A entrada do TSH recombinante na nova tabela de financiamento do Sistema Único de Saúde (SUS) marca um avanço para a Medicina Nuclear e para o cuidado de pessoas com câncer de tireoide no Brasil. A medida foi anunciada pelo Ministério da Saúde em 15 de maio, dentro de um pacote considerado a maior entrega já realizada pela rede pública na área oncológica, com a chegada de 23 medicamentos de alto custo, financiamento inédito de cirurgias robóticas oncológicas e acesso expandido à reconstrução mamária.

Para a Sociedade Brasileira de Medicina Nuclear e Imagem Molecular (SBMN), a inclusão do TSH recombinante na tabela SUS representa uma mudança aguardada há anos por equipes médicas e pacientes acompanhados pela especialidade. O fármaco é uma versão sintética do hormônio tireoestimulante e permite aumentar a captação do iodo radioativo sem a necessidade de suspensão da reposição hormonal tireoidiana, evitando que o paciente desenvolva hipotireoidismo durante exames e terapias.

Na prática clínica da Medicina Nuclear, o uso do TSH recombinante proporciona maior conforto ao longo da investigação e do tratamento, já que reduz sintomas relacionados à retirada hormonal, como fadiga intensa, sonolência e lentidão cognitiva. Além disso, a substância auxilia na realização da radioiodoterapia, da pesquisa de corpo inteiro com iodo radioativo e da dosagem estimulada de tireoglobulina, contribuindo para o acompanhamento terapêutico e a avaliação da doença.

Segundo o Ministério da Saúde, a nova política projeta crescimento de 35% na oferta desses medicamentos na rede pública, com impacto estimado para 112 mil pacientes. A iniciativa enfrenta um problema histórico, visto que diversos tratamentos oncológicos de primeira linha haviam sido incorporados ao SUS, mas aguardavam uma década pela definição de financiamento. Entre os 18 tipos de câncer contemplados estão mama, pulmão, leucemia, ovário e estômago.

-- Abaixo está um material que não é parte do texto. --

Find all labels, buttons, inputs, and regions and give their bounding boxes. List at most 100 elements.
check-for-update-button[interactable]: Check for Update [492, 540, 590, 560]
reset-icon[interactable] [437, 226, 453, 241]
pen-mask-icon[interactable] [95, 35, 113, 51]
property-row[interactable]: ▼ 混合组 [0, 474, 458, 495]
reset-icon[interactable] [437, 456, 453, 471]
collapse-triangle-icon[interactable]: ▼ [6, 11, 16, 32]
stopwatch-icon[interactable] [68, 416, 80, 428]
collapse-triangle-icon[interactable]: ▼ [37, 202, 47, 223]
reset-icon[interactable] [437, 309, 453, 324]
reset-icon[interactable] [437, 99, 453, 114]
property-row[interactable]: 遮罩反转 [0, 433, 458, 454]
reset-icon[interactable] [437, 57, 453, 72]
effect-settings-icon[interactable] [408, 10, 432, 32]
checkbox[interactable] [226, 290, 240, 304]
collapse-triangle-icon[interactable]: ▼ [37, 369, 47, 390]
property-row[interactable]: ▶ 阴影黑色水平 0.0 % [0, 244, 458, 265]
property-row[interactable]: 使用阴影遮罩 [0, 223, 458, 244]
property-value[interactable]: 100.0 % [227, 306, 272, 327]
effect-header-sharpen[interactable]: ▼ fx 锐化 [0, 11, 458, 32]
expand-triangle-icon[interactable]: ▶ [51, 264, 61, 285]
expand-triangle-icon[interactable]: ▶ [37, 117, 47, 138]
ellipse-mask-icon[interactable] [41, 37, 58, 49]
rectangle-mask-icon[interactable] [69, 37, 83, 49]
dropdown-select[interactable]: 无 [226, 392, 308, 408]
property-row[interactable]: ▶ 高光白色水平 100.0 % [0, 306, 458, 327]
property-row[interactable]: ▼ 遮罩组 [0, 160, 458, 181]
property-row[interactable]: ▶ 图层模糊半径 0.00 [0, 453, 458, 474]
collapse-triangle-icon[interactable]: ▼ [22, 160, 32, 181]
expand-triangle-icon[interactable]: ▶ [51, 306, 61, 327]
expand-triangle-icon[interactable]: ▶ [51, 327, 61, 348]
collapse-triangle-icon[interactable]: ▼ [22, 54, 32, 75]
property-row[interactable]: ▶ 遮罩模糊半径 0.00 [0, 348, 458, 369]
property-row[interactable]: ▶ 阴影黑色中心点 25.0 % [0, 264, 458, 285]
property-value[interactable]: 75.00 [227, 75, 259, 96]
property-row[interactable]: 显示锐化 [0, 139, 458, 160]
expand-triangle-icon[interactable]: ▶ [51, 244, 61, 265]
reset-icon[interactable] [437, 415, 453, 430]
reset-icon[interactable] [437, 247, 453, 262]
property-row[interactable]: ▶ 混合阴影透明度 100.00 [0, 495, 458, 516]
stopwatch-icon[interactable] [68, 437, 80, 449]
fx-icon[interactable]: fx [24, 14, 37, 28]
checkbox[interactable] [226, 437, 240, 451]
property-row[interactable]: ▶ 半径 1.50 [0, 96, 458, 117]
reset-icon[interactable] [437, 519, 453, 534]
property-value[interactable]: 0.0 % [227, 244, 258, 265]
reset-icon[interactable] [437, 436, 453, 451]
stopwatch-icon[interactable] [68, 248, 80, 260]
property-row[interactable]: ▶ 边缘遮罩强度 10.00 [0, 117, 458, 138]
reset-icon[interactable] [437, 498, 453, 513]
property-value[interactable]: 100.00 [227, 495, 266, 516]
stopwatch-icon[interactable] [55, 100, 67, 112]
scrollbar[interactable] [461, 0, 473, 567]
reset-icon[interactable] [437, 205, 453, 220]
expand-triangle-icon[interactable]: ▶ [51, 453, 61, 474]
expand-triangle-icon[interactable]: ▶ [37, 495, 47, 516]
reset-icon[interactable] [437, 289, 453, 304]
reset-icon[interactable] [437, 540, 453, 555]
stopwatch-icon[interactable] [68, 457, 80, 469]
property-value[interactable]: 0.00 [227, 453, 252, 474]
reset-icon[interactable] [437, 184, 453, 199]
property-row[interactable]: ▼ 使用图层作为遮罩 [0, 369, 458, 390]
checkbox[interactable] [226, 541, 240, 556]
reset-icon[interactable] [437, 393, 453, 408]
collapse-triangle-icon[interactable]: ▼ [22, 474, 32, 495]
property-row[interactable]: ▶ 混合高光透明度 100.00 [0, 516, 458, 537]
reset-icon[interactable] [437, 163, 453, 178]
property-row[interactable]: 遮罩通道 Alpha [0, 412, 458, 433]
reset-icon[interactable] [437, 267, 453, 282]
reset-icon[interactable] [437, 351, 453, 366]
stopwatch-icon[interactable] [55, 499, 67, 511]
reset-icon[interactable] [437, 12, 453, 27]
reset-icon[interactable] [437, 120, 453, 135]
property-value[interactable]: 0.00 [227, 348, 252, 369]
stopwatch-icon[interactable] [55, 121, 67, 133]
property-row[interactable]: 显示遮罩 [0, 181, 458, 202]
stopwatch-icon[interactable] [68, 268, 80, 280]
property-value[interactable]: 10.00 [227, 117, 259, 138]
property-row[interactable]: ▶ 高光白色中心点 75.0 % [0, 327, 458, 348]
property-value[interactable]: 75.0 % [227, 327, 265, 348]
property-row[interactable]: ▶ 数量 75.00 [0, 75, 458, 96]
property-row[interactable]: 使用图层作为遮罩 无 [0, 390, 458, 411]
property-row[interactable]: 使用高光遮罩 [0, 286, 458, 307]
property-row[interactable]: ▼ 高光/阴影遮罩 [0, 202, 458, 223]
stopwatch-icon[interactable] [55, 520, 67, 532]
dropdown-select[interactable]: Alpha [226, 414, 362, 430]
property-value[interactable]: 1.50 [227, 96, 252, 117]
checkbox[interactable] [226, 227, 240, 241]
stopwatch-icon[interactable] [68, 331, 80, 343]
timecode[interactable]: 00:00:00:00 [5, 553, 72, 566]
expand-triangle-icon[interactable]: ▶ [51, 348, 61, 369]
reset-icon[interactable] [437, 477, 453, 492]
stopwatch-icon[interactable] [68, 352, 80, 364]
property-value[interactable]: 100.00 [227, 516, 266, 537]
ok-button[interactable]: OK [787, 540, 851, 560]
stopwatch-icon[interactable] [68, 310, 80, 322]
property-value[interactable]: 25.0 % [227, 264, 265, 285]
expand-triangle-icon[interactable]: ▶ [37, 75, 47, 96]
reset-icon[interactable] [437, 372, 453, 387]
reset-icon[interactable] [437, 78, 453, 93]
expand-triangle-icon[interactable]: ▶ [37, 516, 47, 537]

Por meio de sua Diretoria, a SBMN tem atuado continuamente pela incorporação de tecnologias da Medicina Nuclear ao SUS. Entre os resultados recentes monitorados pela entidade está a aprovação, pela Comissão Nacional de Incorporação de Tecnologias no Sistema Único de Saúde (CONITEC), da tomografia por emissão de pósitrons (PET/CT) para pacientes com câncer de mama metastático. Ações desse tipo impulsionam a modernização da assistência oncológica na rede pública e aproximam os pacientes brasileiros de recursos diagnósticos e terapêuticos já consolidados internacionalmente.